20 September 2023

John Stuart Mill, New Zealand land speculator

John Stuart Mill's Involvement

The land where Pratt once squatted (and poor George Edwards met his death) has a curious additional history which I stumbled upon when researching the 1843 survey map of Riwaka. To my amazement 1 found the name of the famous English economist John Stuart Mill emblazoned across that particular large section labelled number 51. Clearly he was an absentee speculator who had no intention of ever settling in Riwaka. His substantial block of land simply lay idle, roads dug around it by resident landowners developing their own lots without any contribution from its owner. A demonstration, if one were needed, of just how bizarre the company scheme was.

Undeveloped it remained for well over a decade, until Mill finally had to face the consequences of gambling with land. When John Fowler (the father of Henry the seafarer) bought it in 1855, via Mills' attorney, Alfred Fell of Nelson, he paid 175 pounds for the 68 acres "being accommodation section No 51 bounded on the North, South and East by a Public Road and on the West by Sections Nos 50 and 56", with William Pratt witnessing John Fowler's signature. (These accommodation sections, nominally 50 acres, were generally increased in size in the wheeling and dealing when the company was winding up.) Attributing only its nominal 50 acre cost to it, 75 pounds, and compounding the interest on it, and a bit for expenses, it did not return J S Mill much more than 5% over the 14 years he held it. So much for the expected rewards of speculation!
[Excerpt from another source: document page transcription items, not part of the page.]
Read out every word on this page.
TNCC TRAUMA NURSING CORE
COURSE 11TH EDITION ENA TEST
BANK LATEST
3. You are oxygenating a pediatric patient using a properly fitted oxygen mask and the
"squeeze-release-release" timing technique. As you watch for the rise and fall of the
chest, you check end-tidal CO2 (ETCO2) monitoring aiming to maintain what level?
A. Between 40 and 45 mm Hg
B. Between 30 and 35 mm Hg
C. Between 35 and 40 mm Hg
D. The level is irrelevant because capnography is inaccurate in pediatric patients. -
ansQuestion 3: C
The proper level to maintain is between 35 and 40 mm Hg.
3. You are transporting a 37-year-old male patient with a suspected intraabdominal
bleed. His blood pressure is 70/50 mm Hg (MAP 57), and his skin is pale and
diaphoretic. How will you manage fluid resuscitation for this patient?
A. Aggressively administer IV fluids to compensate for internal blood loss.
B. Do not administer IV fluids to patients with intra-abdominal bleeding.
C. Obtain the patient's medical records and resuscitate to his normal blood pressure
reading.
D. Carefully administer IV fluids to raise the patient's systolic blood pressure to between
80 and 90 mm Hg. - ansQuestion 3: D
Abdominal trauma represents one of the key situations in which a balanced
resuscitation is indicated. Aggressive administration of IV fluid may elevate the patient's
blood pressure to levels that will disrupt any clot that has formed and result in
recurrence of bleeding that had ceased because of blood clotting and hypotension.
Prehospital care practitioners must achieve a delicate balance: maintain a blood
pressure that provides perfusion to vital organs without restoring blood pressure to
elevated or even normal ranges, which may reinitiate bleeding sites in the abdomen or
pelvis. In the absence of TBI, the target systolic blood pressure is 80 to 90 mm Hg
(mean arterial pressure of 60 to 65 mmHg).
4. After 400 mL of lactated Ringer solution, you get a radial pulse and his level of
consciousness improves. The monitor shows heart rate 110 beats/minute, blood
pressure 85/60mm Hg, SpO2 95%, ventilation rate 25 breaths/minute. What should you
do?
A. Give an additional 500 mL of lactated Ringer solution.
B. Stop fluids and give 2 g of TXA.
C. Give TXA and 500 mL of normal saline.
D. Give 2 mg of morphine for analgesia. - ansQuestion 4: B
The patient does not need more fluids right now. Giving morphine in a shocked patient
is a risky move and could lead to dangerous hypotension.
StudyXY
And as an interpolation to the story, but pertinent at this point, the last of the 150 acre lots in Marlborough sold in the 1880s, and brought their owners only ten shillings per acre. This also serves as a reminder of the small pool of capitalist investors who ventured cash for the Nelson settlement. Bearing in mind that less than half of the scrip had sold, and some of that to holders of more than one allotment, the coincidence is not quite so remarkable. But it was remarkable to the author, to find these characters already in the story, connected in this way.

To complete the story, in 1857 John Fowler's son James opened the forerunner to the present Riwaka Hotel on the land. It was called The Travellers Rest, and his bush licence required him to offer two bedrooms and one sitting room, as well as operate a ferry boat over the Riwaka River.

Plan of Riwaka sections from Westrupp (2022)
with Mill's section 51 bottom right 


- Fred Westrupp, Blind Bay Hookers: The little ships of early Nelson, and colonial times, Nelson, 2022, p. 95-97.